This laboratory/lecture course links the knowledge and manipulative skills needed for work with drafting instruments to create line work, lettering, geometric construction, sketching, multi-view projection, sectioning, basic dimensioning, and isometric, oblique and perspective projection.
This course incorporates the basic principles associated with industrial communications including graphical, oral and written techniques. It stresses the essentials of writing and speaking in various drafting situations.
This technical blueprint-reading course, with practical applications, is structured around a workbook approach to learning. Topics include basic projection of views, lines, reading scales, sketching, isometric and oblique projection, sections, perspectives, threads, title blocks, stock lists and interpreting blueprints. This course also contains a brief introduction to geometric dimensioning and tolerancing (GD&T).
This technical blueprint-reading course, with practical applications, is structured around a workbook approach to learning with lecture sessions preceding workbook assignments. Topics include fits between mating parts, measuring instruments, gages, mechanical comparators, inspection of dimensions in layout, and CMM. Students are required to check manufactured parts against part prints with precision measuring devices.
This course uses a workbook approach to develop fundamental spatial and visualization skills necessary for understanding and applying information on technical drawings. Topics include projection of points, lines, and planes; revolution of objects; intersection of planes and solids; and projection of oblique and true view surfaces.
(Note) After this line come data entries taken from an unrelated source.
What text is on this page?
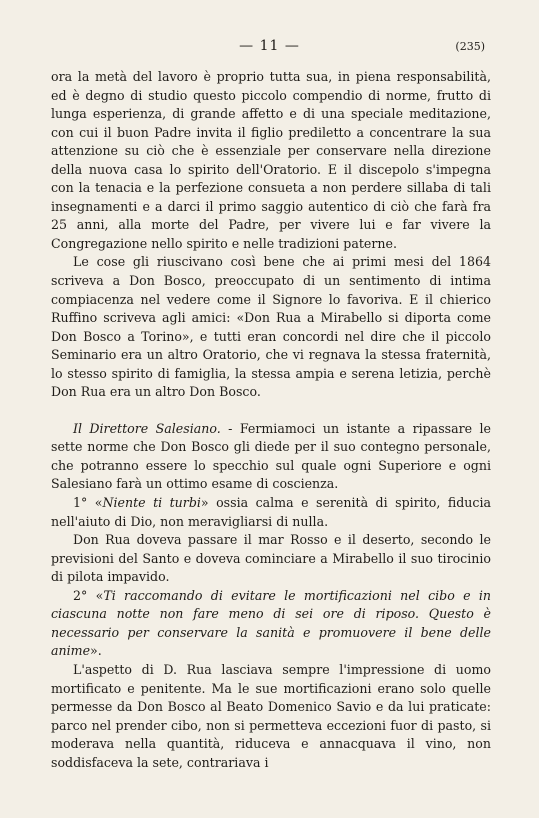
— 11 —	(235)

ora la metà del lavoro è proprio tutta sua, in piena responsabilità, ed è degno di studio questo piccolo compendio di norme, frutto di lunga esperienza, di grande affetto e di una speciale meditazione, con cui il buon Padre invita il figlio prediletto a concentrare la sua attenzione su ciò che è essenziale per conservare nella direzione della nuova casa lo spirito dell'Oratorio. E il discepolo s'impegna con la tenacia e la perfezione consueta a non perdere sillaba di tali insegnamenti e a darci il primo saggio autentico di ciò che farà fra 25 anni, alla morte del Padre, per vivere lui e far vivere la Congregazione nello spirito e nelle tradizioni paterne.

Le cose gli riuscivano così bene che ai primi mesi del 1864 scriveva a Don Bosco, preoccupato di un sentimento di intima compiacenza nel vedere come il Signore lo favoriva. E il chierico Ruffino scriveva agli amici: «Don Rua a Mirabello si diporta come Don Bosco a Torino», e tutti eran concordi nel dire che il piccolo Seminario era un altro Oratorio, che vi regnava la stessa fraternità, lo stesso spirito di famiglia, la stessa ampia e serena letizia, perchè Don Rua era un altro Don Bosco.

Il Direttore Salesiano. - Fermiamoci un istante a ripassare le sette norme che Don Bosco gli diede per il suo contegno personale, che potranno essere lo specchio sul quale ogni Superiore e ogni Salesiano farà un ottimo esame di coscienza.

1° «Niente ti turbi» ossia calma e serenità di spirito, fiducia nell'aiuto di Dio, non meravigliarsi di nulla.

Don Rua doveva passare il mar Rosso e il deserto, secondo le previsioni del Santo e doveva cominciare a Mirabello il suo tirocinio di pilota impavido.

2° «Ti raccomando di evitare le mortificazioni nel cibo e in ciascuna notte non fare meno di sei ore di riposo. Questo è necessario per conservare la sanità e promuovere il bene delle anime».

L'aspetto di D. Rua lasciava sempre l'impressione di uomo mortificato e penitente. Ma le sue mortificazioni erano solo quelle permesse da Don Bosco al Beato Domenico Savio e da lui praticate: parco nel prender cibo, non si permetteva eccezioni fuor di pasto, si moderava nella quantità, riduceva e annacquava il vino, non soddisfaceva la sete, contrariava i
Drawings are created using CAD. Prior and recent CAD knowledge would be an asset in this course.
This technical course is structured around a workbook approach to learning. The principles of geometric dimensioning and tolerancing are applied to reading blue-prints and engineering drawings. The most current industrial standards are referenced (ANSI/ASME Y14.5M-1994). Topics of study include the following geometric tolerances: form, profile, location, orientation, and runout. The specific tolerances covered are concentricity, circularity, straightness, parallelism, flatness, cylindricity, position, perpendicularity, angularity, circular runout, total runout, profile of a surface, profile of a line, and symmetry. Other areas of study are datums, datum targets, the interpretation of fits, limits and tolerances, and tolerancing for the location of features.
This theory course is structured primarily for tool-and-die apprentice students. Lecture topics include: dies and die types, presses and press accessories, blanking and piercing dies, die life, die blocks, die sets, die materials and material utilization, and fundamental die accessories. Emphasis is on drop-through blank dies.
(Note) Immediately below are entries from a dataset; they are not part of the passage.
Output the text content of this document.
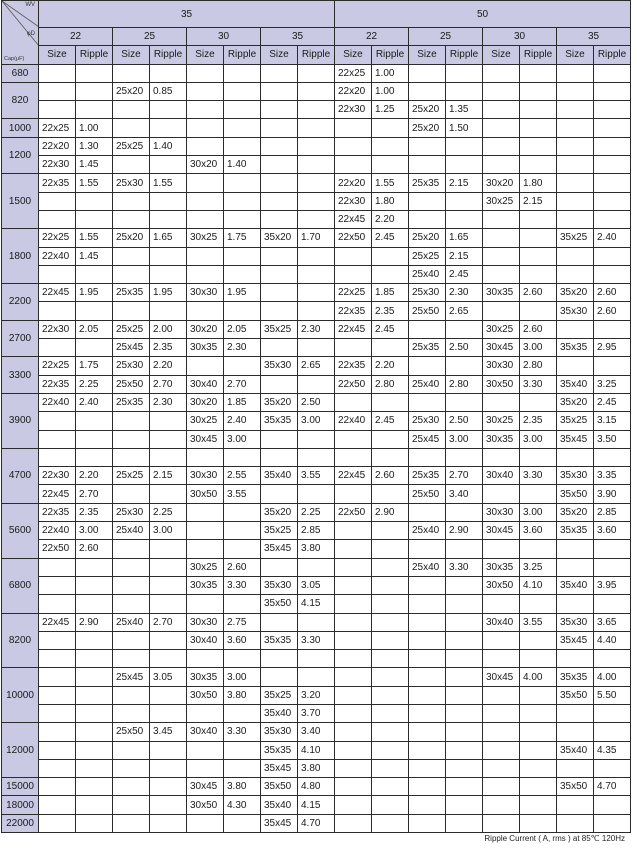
WV
φD
Cap(μF)	35								50							
	22		25		30		35		22		25		30		35	
	Size	Ripple	Size	Ripple	Size	Ripple	Size	Ripple	Size	Ripple	Size	Ripple	Size	Ripple	Size	Ripple
680									22x25	1.00						
820			25x20	0.85					22x20	1.00						
									22x30	1.25	25x20	1.35				
1000	22x25	1.00									25x20	1.50				
1200	22x20	1.30	25x25	1.40												
	22x30	1.45			30x20	1.40										
1500	22x35	1.55	25x30	1.55					22x20	1.55	25x35	2.15	30x20	1.80		
									22x30	1.80			30x25	2.15		
									22x45	2.20						
1800	22x25	1.55	25x20	1.65	30x25	1.75	35x20	1.70	22x50	2.45	25x20	1.65			35x25	2.40
	22x40	1.45									25x25	2.15				
											25x40	2.45				
2200	22x45	1.95	25x35	1.95	30x30	1.95			22x25	1.85	25x30	2.30	30x35	2.60	35x20	2.60
									22x35	2.35	25x50	2.65			35x30	2.60
2700	22x30	2.05	25x25	2.00	30x20	2.05	35x25	2.30	22x45	2.45			30x25	2.60		
			25x45	2.35	30x35	2.30					25x35	2.50	30x45	3.00	35x35	2.95
3300	22x25	1.75	25x30	2.20			35x30	2.65	22x35	2.20			30x30	2.80		
	22x35	2.25	25x50	2.70	30x40	2.70			22x50	2.80	25x40	2.80	30x50	3.30	35x40	3.25
3900	22x40	2.40	25x35	2.30	30x20	1.85	35x20	2.50							35x20	2.45
					30x25	2.40	35x35	3.00	22x40	2.45	25x30	2.50	30x25	2.35	35x25	3.15
					30x45	3.00					25x45	3.00	30x35	3.00	35x45	3.50
4700																
	22x30	2.20	25x25	2.15	30x30	2.55	35x40	3.55	22x45	2.60	25x35	2.70	30x40	3.30	35x30	3.35
	22x45	2.70			30x50	3.55					25x50	3.40			35x50	3.90
5600	22x35	2.35	25x30	2.25			35x20	2.25	22x50	2.90			30x30	3.00	35x20	2.85
	22x40	3.00	25x40	3.00			35x25	2.85			25x40	2.90	30x45	3.60	35x35	3.60
	22x50	2.60					35x45	3.80								
6800					30x25	2.60					25x40	3.30	30x35	3.25		
					30x35	3.30	35x30	3.05					30x50	4.10	35x40	3.95
							35x50	4.15								
8200	22x45	2.90	25x40	2.70	30x30	2.75							30x40	3.55	35x30	3.65
					30x40	3.60	35x35	3.30							35x45	4.40

10000			25x45	3.05	30x35	3.00							30x45	4.00	35x35	4.00
					30x50	3.80	35x25	3.20							35x50	5.50
							35x40	3.70								
12000			25x50	3.45	30x40	3.30	35x30	3.40								
							35x35	4.10							35x40	4.35
							35x45	3.80								
15000					30x45	3.80	35x50	4.80							35x50	4.70
18000					30x50	4.30	35x40	4.15								
22000							35x45	4.70								
Ripple Current ( A, rms ) at 85℃ 120Hz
This theory course is structured primarily for tool-and-die apprentice students. This course emphasizes the theory associated with sheet metal progressive draw dies. Lecture topics include: how to select a die, conventional progressive dies, progressive transfer dies, carbide progressive dies, electrical discharge machining (EDM) and progressive dies, press selection and press accessories, grinding operations, cam slides, notch stations, draw and redraw stations, stops, sensors, and die protection. This course also investigates the components, knowledge, and review of tool-and-die standardized components and catalogs.
This design course is structured primarily for tool-and-die apprentice students. It is the first half of the laboratory application component for TDSN135 and TDSN136 and should be taken after completing TDSN136. Lectures are followed by laboratory sessions that consist of developing sheet metal die components. Emphasis is on application of design ideas and being able to communicate design ideas graphically. Topics include basic tools, dies and punches; blanking force and standard die sets and die components with emphasis on progressive dies.
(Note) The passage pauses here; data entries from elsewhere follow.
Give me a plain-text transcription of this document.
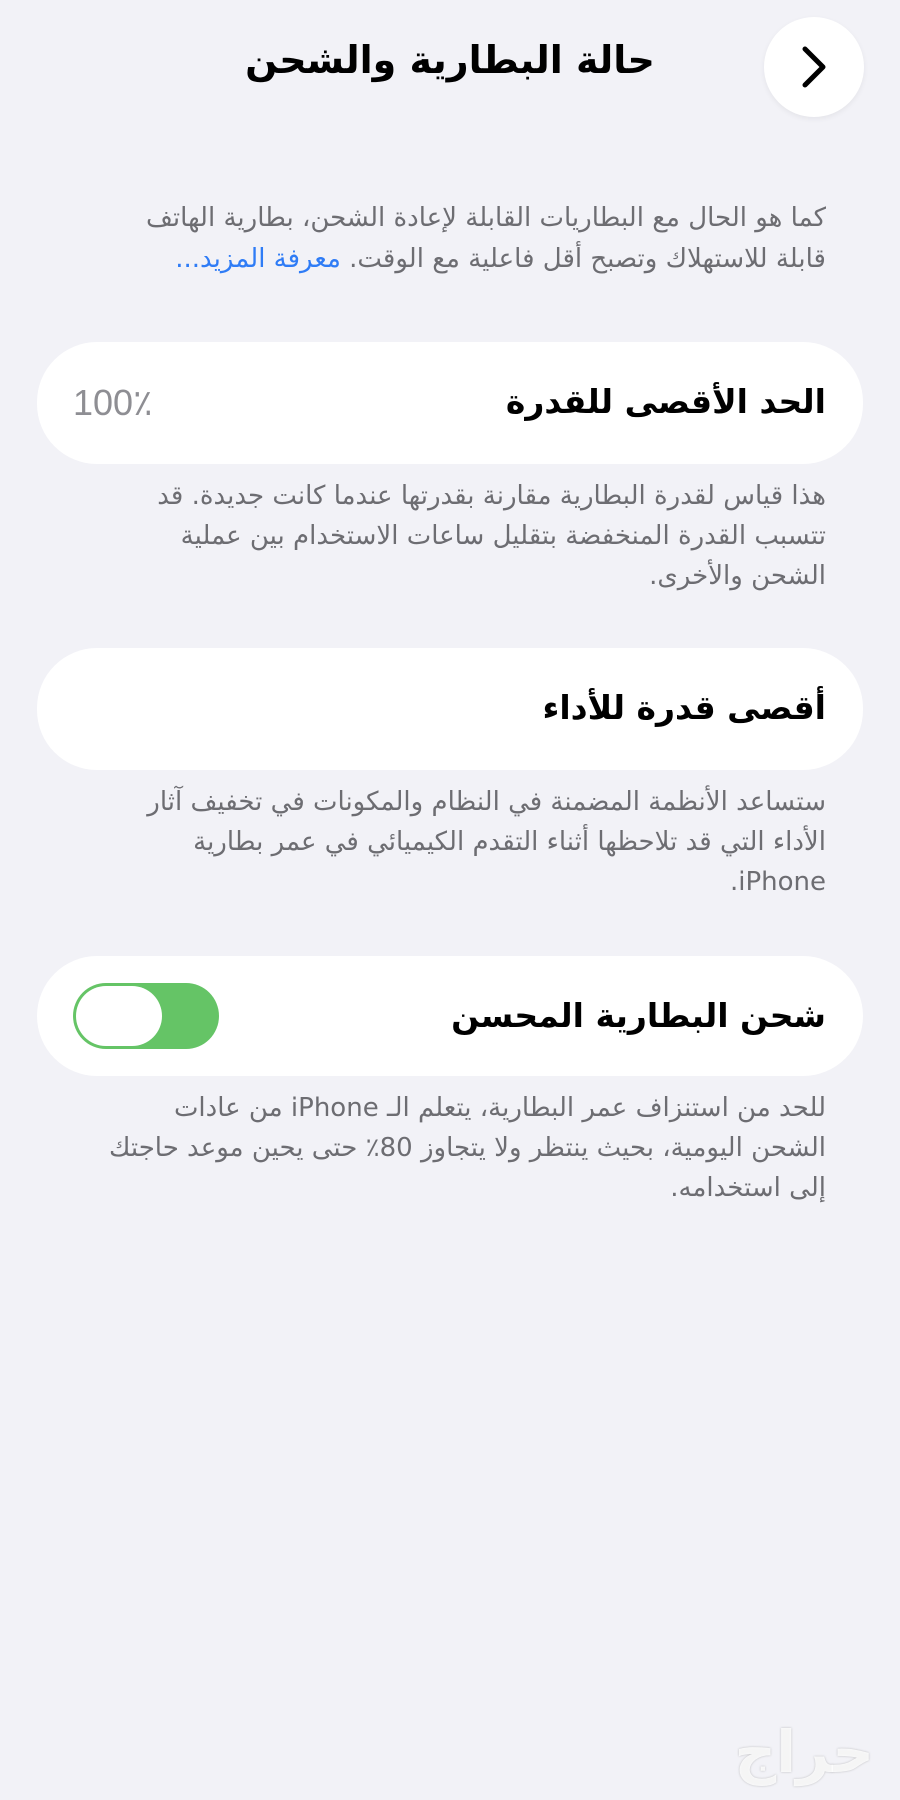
حالة البطارية والشحن
كما هو الحال مع البطاريات القابلة لإعادة الشحن، بطارية الهاتف قابلة للاستهلاك وتصبح أقل فاعلية مع الوقت. معرفة المزيد...
الحد الأقصى للقدرة
100٪
هذا قياس لقدرة البطارية مقارنة بقدرتها عندما كانت جديدة. قد تتسبب القدرة المنخفضة بتقليل ساعات الاستخدام بين عملية الشحن والأخرى.
أقصى قدرة للأداء
ستساعد الأنظمة المضمنة في النظام والمكونات في تخفيف آثار الأداء التي قد تلاحظها أثناء التقدم الكيميائي في عمر بطارية iPhone.
شحن البطارية المحسن
للحد من استنزاف عمر البطارية، يتعلم الـ iPhone من عادات الشحن اليومية، بحيث ينتظر ولا يتجاوز 80٪ حتى يحين موعد حاجتك إلى استخدامه.
حراج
This design course is structured primarily for tool-and-die apprentice students and is ideal for tool-and-die journeyman with several years in the trade who wish to update their skills. It is the second half of the laboratory application component for TDSN135 and TDSN136 and should be taken after completing TDSN138. Emphasis is on application of design ideas related to sheet metal dies and being able to communicate appropriate design ideas graphically. Topics include development of a process flowchart, progression of dies, development of draw and flange stations, press cushions and air pins, horizontal cams, and knowledge of tool-and-die standardized components and catalogs.
This course provides drafting technology students with the ability to analyze, design and develop solutions to mechanical design problems. The instructional approach encourages students to conceptualize and communicate using engineering graphics, mathematics and technical science emphasizing the manufacturability of a particular new product design. Drawings are created using CAD. Prior and recent CAD knowledge would be an asset in this course.
This course focuses on the design of indexing jigs and milling fixtures. Use of standard components from various catalogs is also emphasized. Drawings are created using CAD. Prior and recent CAD knowledge would be an asset in this course.
This course is designed to introduce students to the operation of CAD software and reinforce drafting and design standards. Students learn the basic functions of CAD software including commands and toolbars. Students demonstrate the ability to create two-dimensional drawings and manipulate and edit geometric shapes.
This course is designed to develop technical skills in solid modeling with an introduction to parametric modeling technology. Students are taught the techniques that enable them to customize menus, screens and develop personal time-saving production routines commonly found in industry. Advanced drafting concepts are also included in this course.